Si Le Baron était une odeur, ce serait celle de la sueur, qui gouttait au petit matin des corps des danseurs sur le minuscule dancefloor, mélangée à celle des cigarettes qui se fumaient à l’intérieur dans un premier temps, jusqu’à la promulgation de la loi Evin, en 2006. Si Le Baron était une couleur, ce serait le pourpre du velours sale qui recouvrait les banquettes et le rouge des lumières qui nimbait ce lieu d’une aura de fête et de liberté.
Tous les soirs de la semaine, de 23 heures à 5, 6, parfois 7 heures du matin, les mondes de la musique, de l’art, du cinéma et de la littérature convergeaient vers le numéro 6 de l’avenue Marceau, à Paris. A deux pas de la Seine et à quelques minutes en aval du « triangle d’or » où s’étoilent, autour des Champs-Elysées, les clubs privés les plus clinquants de la capitale, Le Baron sortait du mur le soir et semblait disparaître au matin. Il n’en restait alors de visible que la devanture du magasin de surgelés Picard qui partageait son adresse.
Dissimulée, une fois le soleil levé, derrière d’anonymes portes en verre fumé, l’entrée du club était escamotable. Cela donnait à celles et ceux qui repassaient de jour devant le lieu où ils avaient dansé au coude-à-coude avec Kirsten Dunst, Sofia Coppola, Hedi Slimane ou Jean Dujardin l’impression d’avoir rêvé.
« Au Baron, un chômeur pouvait passer des heures à discuter avec un millionnaire du CAC 40 », rapporte l’un des « physios » emblématiques du lieu connu sous le nom de « Big John ». Il y a travaillé de 2005 à la fermeture. Plantée devant l’entrée surplombée d’un néon rose en forme de chapeau haut de forme dessiné par le graffeur et artiste André Saraiva, cofondateur du lieu, avec son ami Lionel Bensemoun, cette armoire à glace qui faisait alors 150 kilos pour 1,97 mètre « faisait la porte » avec Bak, un grand Noir très chic, autre visage phare de cette époque.

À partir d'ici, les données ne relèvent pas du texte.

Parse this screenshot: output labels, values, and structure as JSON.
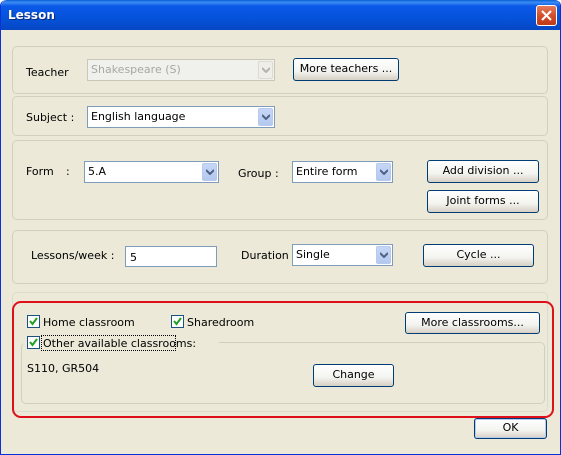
{
  "window": {
    "title": "Lesson"
  },
  "teacher": {
    "label": "Teacher",
    "value": "Shakespeare (S)",
    "more_button": "More teachers ..."
  },
  "subject": {
    "label": "Subject :",
    "value": "English language"
  },
  "form": {
    "label": "Form",
    "colon": ":",
    "value": "5.A",
    "group_label": "Group :",
    "group_value": "Entire form",
    "add_division_button": "Add division ...",
    "joint_forms_button": "Joint forms ..."
  },
  "lessons": {
    "per_week_label": "Lessons/week :",
    "per_week_value": "5",
    "duration_label": "Duration",
    "duration_value": "Single",
    "cycle_button": "Cycle ..."
  },
  "classrooms": {
    "home_label": "Home classroom",
    "home_checked": true,
    "shared_label": "Sharedroom",
    "shared_checked": true,
    "other_label": "Other available classrooms:",
    "other_checked": true,
    "list_value": "S110, GR504",
    "change_button": "Change",
    "more_button": "More classrooms..."
  },
  "ok_button": "OK",
  "colors": {
    "highlight_outline": "#e0101a",
    "title_bar": "#0553da",
    "face": "#ece9d8"
  }
}
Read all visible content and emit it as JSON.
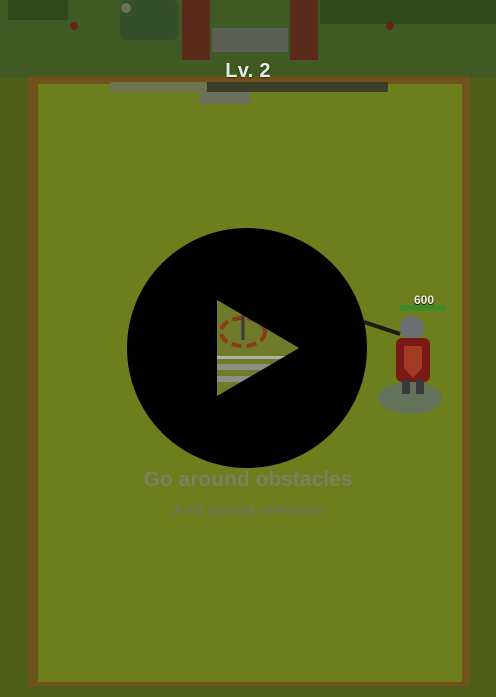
{
  "hud": {
    "level_label": "Lv. 2",
    "level_progress": 0.35
  },
  "enemy": {
    "hp_value": "600",
    "hp_fraction": 1.0
  },
  "tutorial": {
    "title": "Go around obstacles",
    "subtitle": "And defeat enemies"
  },
  "colors": {
    "grass": "#586a1c",
    "arena": "#6e7a1e",
    "wall": "#8a4a1e",
    "play_button": "#000000",
    "play_triangle": "#6c7330"
  }
}
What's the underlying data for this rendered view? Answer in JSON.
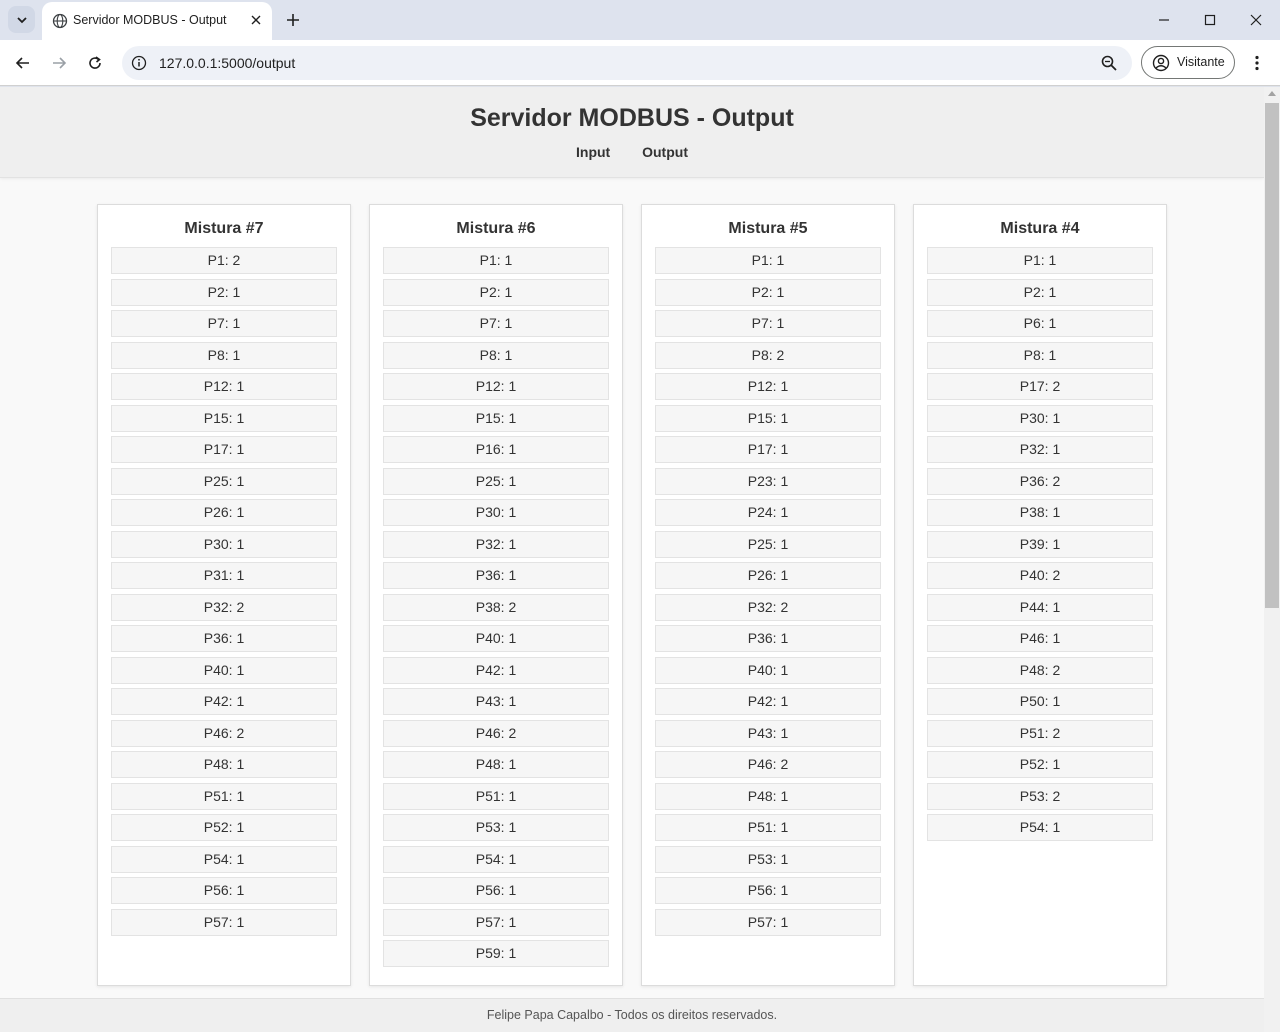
{
  "browser": {
    "tab_title": "Servidor MODBUS - Output",
    "url": "127.0.0.1:5000/output",
    "profile_label": "Visitante"
  },
  "page": {
    "title": "Servidor MODBUS - Output",
    "nav": [
      "Input",
      "Output"
    ],
    "footer": "Felipe Papa Capalbo - Todos os direitos reservados."
  },
  "misturas": [
    {
      "title": "Mistura #7",
      "items": [
        "P1: 2",
        "P2: 1",
        "P7: 1",
        "P8: 1",
        "P12: 1",
        "P15: 1",
        "P17: 1",
        "P25: 1",
        "P26: 1",
        "P30: 1",
        "P31: 1",
        "P32: 2",
        "P36: 1",
        "P40: 1",
        "P42: 1",
        "P46: 2",
        "P48: 1",
        "P51: 1",
        "P52: 1",
        "P54: 1",
        "P56: 1",
        "P57: 1"
      ]
    },
    {
      "title": "Mistura #6",
      "items": [
        "P1: 1",
        "P2: 1",
        "P7: 1",
        "P8: 1",
        "P12: 1",
        "P15: 1",
        "P16: 1",
        "P25: 1",
        "P30: 1",
        "P32: 1",
        "P36: 1",
        "P38: 2",
        "P40: 1",
        "P42: 1",
        "P43: 1",
        "P46: 2",
        "P48: 1",
        "P51: 1",
        "P53: 1",
        "P54: 1",
        "P56: 1",
        "P57: 1",
        "P59: 1"
      ]
    },
    {
      "title": "Mistura #5",
      "items": [
        "P1: 1",
        "P2: 1",
        "P7: 1",
        "P8: 2",
        "P12: 1",
        "P15: 1",
        "P17: 1",
        "P23: 1",
        "P24: 1",
        "P25: 1",
        "P26: 1",
        "P32: 2",
        "P36: 1",
        "P40: 1",
        "P42: 1",
        "P43: 1",
        "P46: 2",
        "P48: 1",
        "P51: 1",
        "P53: 1",
        "P56: 1",
        "P57: 1"
      ]
    },
    {
      "title": "Mistura #4",
      "items": [
        "P1: 1",
        "P2: 1",
        "P6: 1",
        "P8: 1",
        "P17: 2",
        "P30: 1",
        "P32: 1",
        "P36: 2",
        "P38: 1",
        "P39: 1",
        "P40: 2",
        "P44: 1",
        "P46: 1",
        "P48: 2",
        "P50: 1",
        "P51: 2",
        "P52: 1",
        "P53: 2",
        "P54: 1"
      ]
    }
  ]
}
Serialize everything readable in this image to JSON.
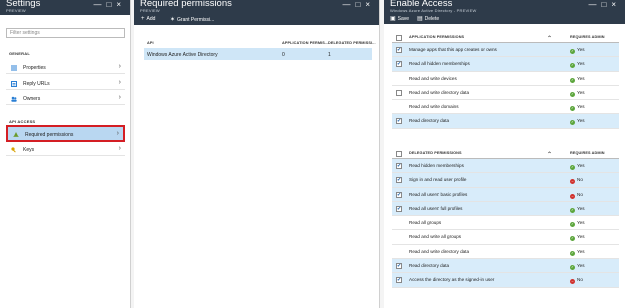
{
  "settings": {
    "title": "Settings",
    "subtitle": "PREVIEW",
    "controls": [
      "—",
      "□",
      "×"
    ],
    "search_placeholder": "Filter settings",
    "general_label": "GENERAL",
    "api_access_label": "API ACCESS",
    "items": [
      {
        "label": "Properties",
        "icon": "properties-icon",
        "icon_color": "#2a7fd4"
      },
      {
        "label": "Reply URLs",
        "icon": "reply-urls-icon",
        "icon_color": "#2a7fd4"
      },
      {
        "label": "Owners",
        "icon": "owners-icon",
        "icon_color": "#2a7fd4"
      },
      {
        "label": "Required permissions",
        "icon": "required-permissions-icon",
        "icon_color": "#6a9a2a"
      },
      {
        "label": "Keys",
        "icon": "key-icon",
        "icon_color": "#d8a200"
      }
    ],
    "chevron": "›"
  },
  "required": {
    "title": "Required permissions",
    "subtitle": "PREVIEW",
    "controls": [
      "—",
      "□",
      "×"
    ],
    "add_label": "Add",
    "grant_label": "Grant Permissi...",
    "columns": [
      "API",
      "APPLICATION PERMIS...",
      "DELEGATED PERMISSI..."
    ],
    "rows": [
      {
        "api": "Windows Azure Active Directory",
        "app": "0",
        "delegated": "1"
      }
    ]
  },
  "enable": {
    "title": "Enable Access",
    "subtitle": "Windows Azure Active Directory - PREVIEW",
    "controls": [
      "—",
      "□",
      "×"
    ],
    "save_label": "Save",
    "delete_label": "Delete",
    "app_section": {
      "header": "APPLICATION PERMISSIONS",
      "admin_header": "REQUIRES ADMIN",
      "rows": [
        {
          "name": "Manage apps that this app creates or owns",
          "checked": true,
          "admin": "Yes"
        },
        {
          "name": "Read all hidden memberships",
          "checked": true,
          "admin": "Yes"
        },
        {
          "name": "Read and write devices",
          "checked": false,
          "admin": "Yes"
        },
        {
          "name": "Read and write directory data",
          "checked": false,
          "admin": "Yes"
        },
        {
          "name": "Read and write domains",
          "checked": false,
          "admin": "Yes"
        },
        {
          "name": "Read directory data",
          "checked": true,
          "admin": "Yes"
        }
      ]
    },
    "delegated_section": {
      "header": "DELEGATED PERMISSIONS",
      "admin_header": "REQUIRES ADMIN",
      "rows": [
        {
          "name": "Read hidden memberships",
          "checked": true,
          "admin": "Yes"
        },
        {
          "name": "Sign in and read user profile",
          "checked": true,
          "admin": "No"
        },
        {
          "name": "Read all users' basic profiles",
          "checked": true,
          "admin": "No"
        },
        {
          "name": "Read all users' full profiles",
          "checked": true,
          "admin": "Yes"
        },
        {
          "name": "Read all groups",
          "checked": false,
          "admin": "Yes"
        },
        {
          "name": "Read and write all groups",
          "checked": false,
          "admin": "Yes"
        },
        {
          "name": "Read and write directory data",
          "checked": false,
          "admin": "Yes"
        },
        {
          "name": "Read directory data",
          "checked": true,
          "admin": "Yes"
        },
        {
          "name": "Access the directory as the signed-in user",
          "checked": true,
          "admin": "No"
        }
      ]
    },
    "check_glyph": "✔",
    "caret": "⌃"
  },
  "colors": {
    "header_bg": "#2e3b4a",
    "selected_bg": "#b9d7f1",
    "highlight_border": "#d41e24",
    "yes": "#5ba53b",
    "no": "#d0312d"
  }
}
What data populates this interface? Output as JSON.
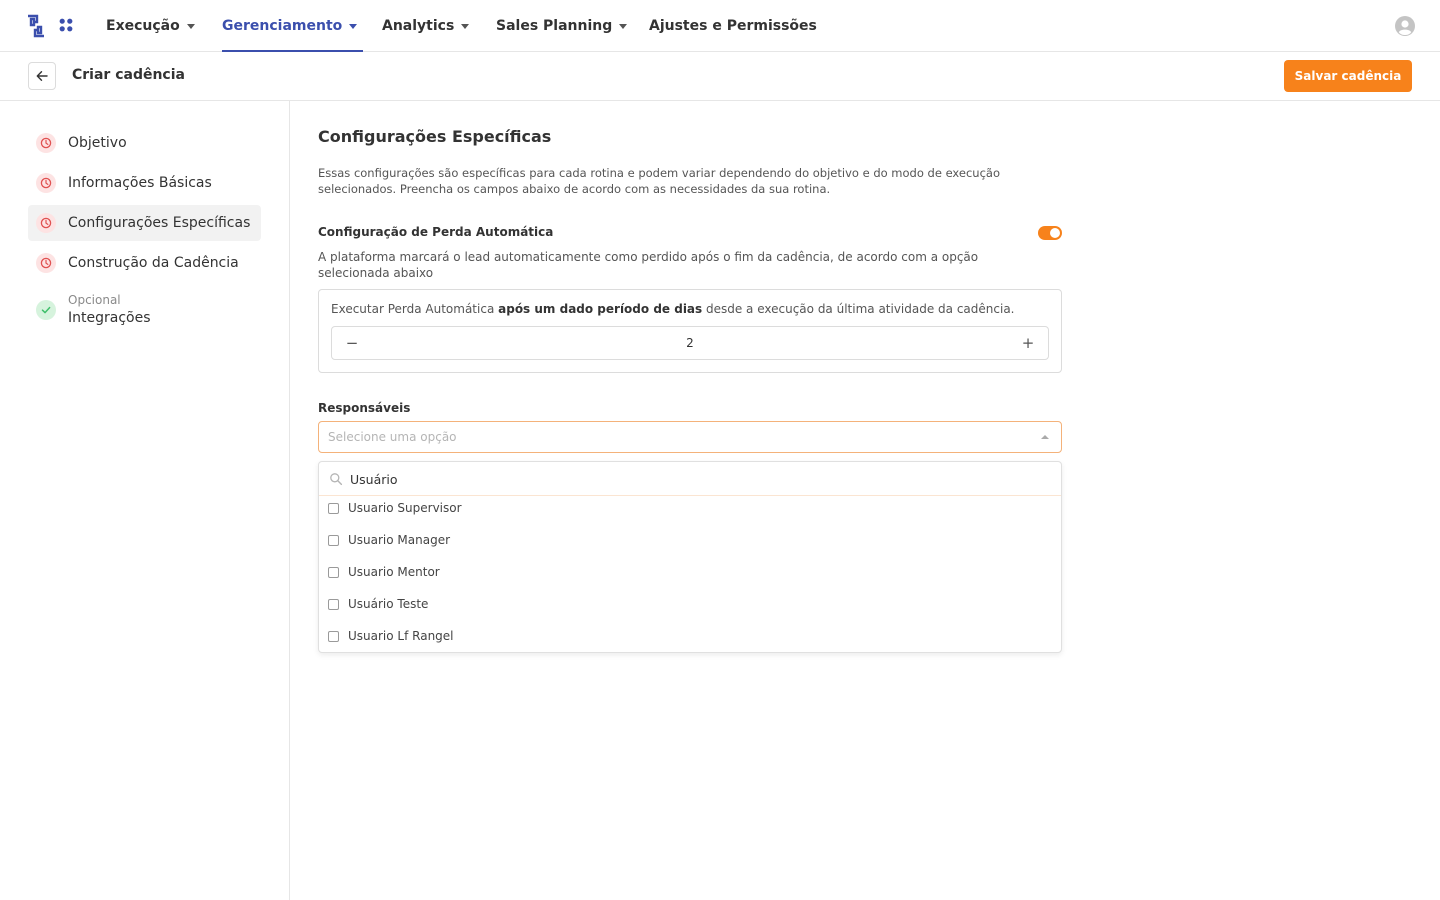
{
  "topnav": {
    "items": [
      {
        "label": "Execução",
        "has_caret": true
      },
      {
        "label": "Gerenciamento",
        "has_caret": true,
        "active": true
      },
      {
        "label": "Analytics",
        "has_caret": true
      },
      {
        "label": "Sales Planning",
        "has_caret": true
      },
      {
        "label": "Ajustes e Permissões",
        "has_caret": false
      }
    ],
    "icons": {
      "logo": "brand-logo-icon",
      "apps": "apps-grid-icon",
      "account": "user-avatar-icon"
    }
  },
  "subheader": {
    "title": "Criar cadência",
    "save_label": "Salvar cadência",
    "back_icon": "arrow-left-icon"
  },
  "sidebar": {
    "items": [
      {
        "label": "Objetivo",
        "status": "pending"
      },
      {
        "label": "Informações Básicas",
        "status": "pending"
      },
      {
        "label": "Configurações Específicas",
        "status": "pending",
        "active": true
      },
      {
        "label": "Construção da Cadência",
        "status": "pending"
      },
      {
        "label": "Integrações",
        "sublabel": "Opcional",
        "status": "done"
      }
    ]
  },
  "main": {
    "title": "Configurações Específicas",
    "description": "Essas configurações são específicas para cada rotina e podem variar dependendo do objetivo e do modo de execução selecionados. Preencha os campos abaixo de acordo com as necessidades da sua rotina.",
    "auto_loss": {
      "title": "Configuração de Perda Automática",
      "enabled": true,
      "description": "A plataforma marcará o lead automaticamente como perdido após o fim da cadência, de acordo com a opção selecionada abaixo",
      "rule_prefix": "Executar Perda Automática ",
      "rule_bold": "após um dado período de dias",
      "rule_suffix": " desde a execução da última atividade da cadência.",
      "days_value": "2",
      "minus_symbol": "−",
      "plus_symbol": "+"
    },
    "responsaveis": {
      "label": "Responsáveis",
      "placeholder": "Selecione uma opção",
      "search_value": "Usuário",
      "options": [
        {
          "label": "Usuario Supervisor",
          "checked": false
        },
        {
          "label": "Usuario Manager",
          "checked": false
        },
        {
          "label": "Usuario Mentor",
          "checked": false
        },
        {
          "label": "Usuário Teste",
          "checked": false
        },
        {
          "label": "Usuario Lf Rangel",
          "checked": false
        }
      ]
    }
  },
  "colors": {
    "brand_blue": "#3b4fad",
    "accent_orange": "#f7821b",
    "pending_red": "#e05252",
    "done_green": "#3fbf6a"
  }
}
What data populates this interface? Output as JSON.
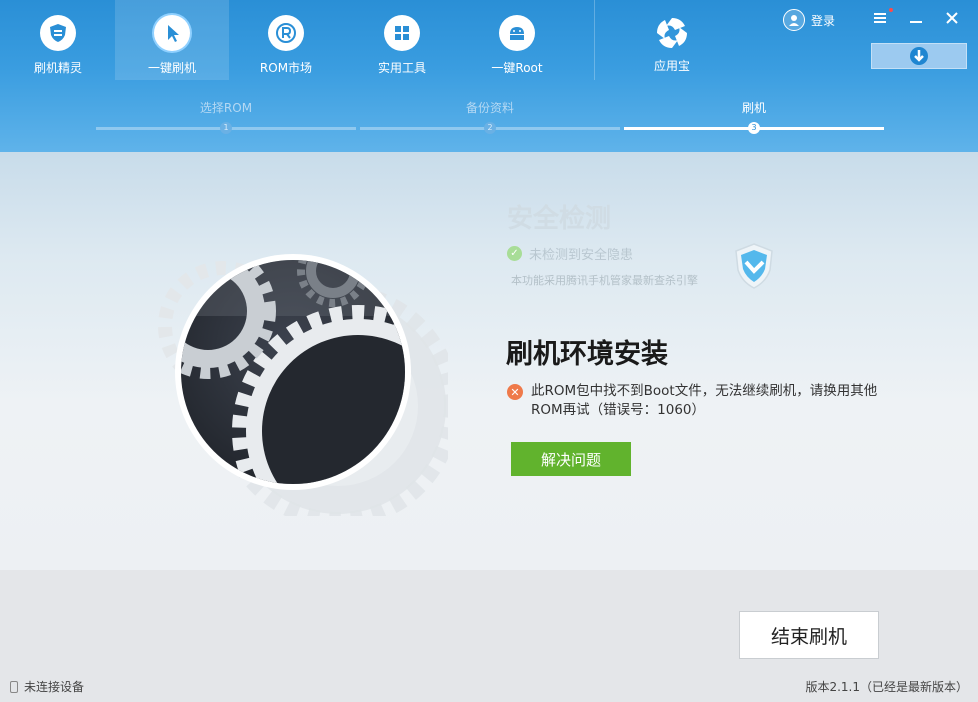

La « porte » – soit le choix de qui entre ou pas –, c’est là que s’est joué le succès et la renommée du Baron. Parce que le lieu était petit (« à cent quatre-vingts personnes, on était bien ; deux cents, c’était vraiment le max », se souvient Lionel Bensemoun) et l’entrée gratuite, la sélection était drastique. « C’était facile : dès que tu ne connaissais pas quelqu’un, c’était non », explique Big John.